I make predictions all the time about people’s behavior. That’s how I decide if I can trust them or not—or rather, based on those predictions, I decide whether to trust or not.
I’m not talking about predicting an event such as the collision of an asteroid on such and such a date. I’m talking about things like if a person is drunk and driving, they are more likely to have an accident. If you know a person is an alcoholic, or if they have a mental illness, or if they are wealthy, surely you make some predictions about them? Surely, if they came to you and asked you for a prediction of some kind, you could do it?
It’s all probabilities. But some people get their predictions right more often
@wundayatta We may be saying the same thing in different ways. I said I would predict things I thought they were predisposed to make happen, and that they would further approach because it had now been prophesied. I’m not really telling the future when I do that. I am just placing a series of educated bets.
I would create a neural network program that used thousands of data points related to the persons past. I would then meticulously train the neural network using information about other people’s past and correlate the outcomes to the data points. Then I would have my friend input his past experience data points and we’d see where it goes.
The is about as accurate a prediction as I would think could be made (which would most likely not be very accurate at all).
tell them something obvious, true, and interesting about themselves. ask a few probing questions to ascertain more obvious and interesting truths. keep going until enough is known to predict some obvious and interesting thing that would predictably come true under exacting circumstances.

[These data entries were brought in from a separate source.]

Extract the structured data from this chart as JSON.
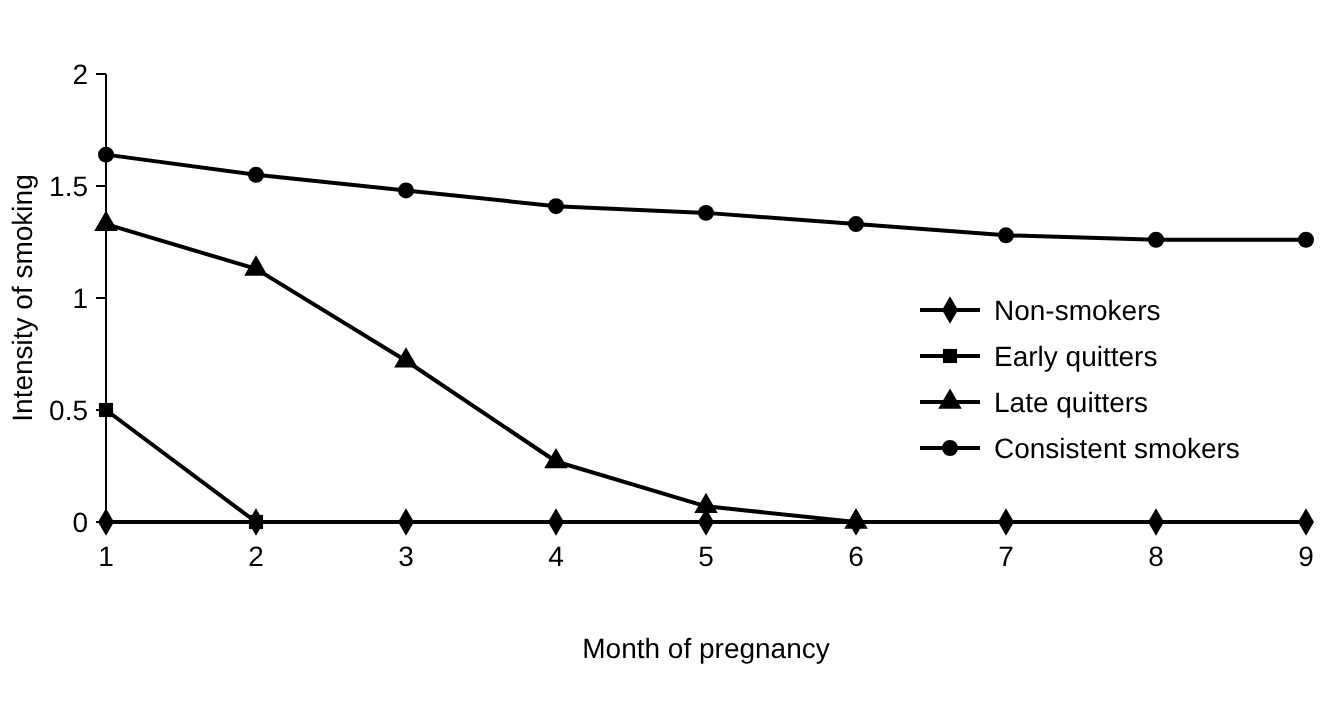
{
  "chart_data": {
    "type": "line",
    "xlabel": "Month of pregnancy",
    "ylabel": "Intensity of smoking",
    "x": [
      1,
      2,
      3,
      4,
      5,
      6,
      7,
      8,
      9
    ],
    "xlim": [
      1,
      9
    ],
    "xticks": [
      1,
      2,
      3,
      4,
      5,
      6,
      7,
      8,
      9
    ],
    "ylim": [
      0,
      2
    ],
    "yticks": [
      0,
      0.5,
      1,
      1.5,
      2
    ],
    "grid": false,
    "legend": "right",
    "line_style": "solid",
    "series": [
      {
        "name": "Non-smokers",
        "color": "#000000",
        "marker": "diamond",
        "values": [
          0,
          0,
          0,
          0,
          0,
          0,
          0,
          0,
          0
        ]
      },
      {
        "name": "Early quitters",
        "color": "#000000",
        "marker": "square",
        "values": [
          0.5,
          0,
          null,
          null,
          null,
          null,
          null,
          null,
          null
        ]
      },
      {
        "name": "Late quitters",
        "color": "#000000",
        "marker": "triangle",
        "values": [
          1.33,
          1.13,
          0.72,
          0.27,
          0.07,
          0,
          null,
          null,
          null
        ]
      },
      {
        "name": "Consistent smokers",
        "color": "#000000",
        "marker": "circle",
        "values": [
          1.64,
          1.55,
          1.48,
          1.41,
          1.38,
          1.33,
          1.28,
          1.26,
          1.26
        ]
      }
    ]
  }
}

Hey guess what, your fired…..just a day earlier.
I would look at what they’ve done, what they plan, and combine that with whatever else I know about them, and guess a general outcome.

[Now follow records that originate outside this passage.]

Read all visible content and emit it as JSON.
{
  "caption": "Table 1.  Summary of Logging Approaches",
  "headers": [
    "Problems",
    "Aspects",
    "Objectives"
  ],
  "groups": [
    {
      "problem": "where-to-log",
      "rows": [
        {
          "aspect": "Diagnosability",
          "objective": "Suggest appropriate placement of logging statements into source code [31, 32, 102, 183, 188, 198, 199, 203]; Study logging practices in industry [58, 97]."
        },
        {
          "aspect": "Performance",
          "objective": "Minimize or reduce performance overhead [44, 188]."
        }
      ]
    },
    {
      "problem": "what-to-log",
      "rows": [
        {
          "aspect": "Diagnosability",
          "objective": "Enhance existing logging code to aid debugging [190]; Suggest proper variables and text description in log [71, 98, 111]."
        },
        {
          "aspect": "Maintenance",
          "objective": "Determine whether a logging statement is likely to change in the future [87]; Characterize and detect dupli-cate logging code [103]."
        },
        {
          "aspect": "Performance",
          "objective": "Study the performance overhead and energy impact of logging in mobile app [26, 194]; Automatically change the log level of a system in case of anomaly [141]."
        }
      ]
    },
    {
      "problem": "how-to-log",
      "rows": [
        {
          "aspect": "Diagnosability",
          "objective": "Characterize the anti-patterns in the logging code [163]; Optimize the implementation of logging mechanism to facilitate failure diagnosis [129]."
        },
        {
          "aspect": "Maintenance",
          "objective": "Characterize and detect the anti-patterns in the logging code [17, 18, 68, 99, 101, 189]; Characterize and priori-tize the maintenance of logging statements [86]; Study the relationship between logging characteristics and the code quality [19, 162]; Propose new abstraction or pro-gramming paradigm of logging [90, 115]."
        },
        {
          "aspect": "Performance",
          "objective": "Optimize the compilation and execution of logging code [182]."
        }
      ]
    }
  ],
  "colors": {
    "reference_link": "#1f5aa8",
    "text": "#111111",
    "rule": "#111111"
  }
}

For instance, I know a guy who has, at various points in his adult life, intended to be a trucker, diplomat, lawyer, chef, and small business owner. I also know that he talks big and dreams big, and tends to get caught up in romantic ideas, but lacks follow-through when you get to the boring stuff. I stopped holding my breath somewhere between trucker and diplomat. though he came quite close to meeting the chef/small business owner goal. Right now he maintains the website for the family business.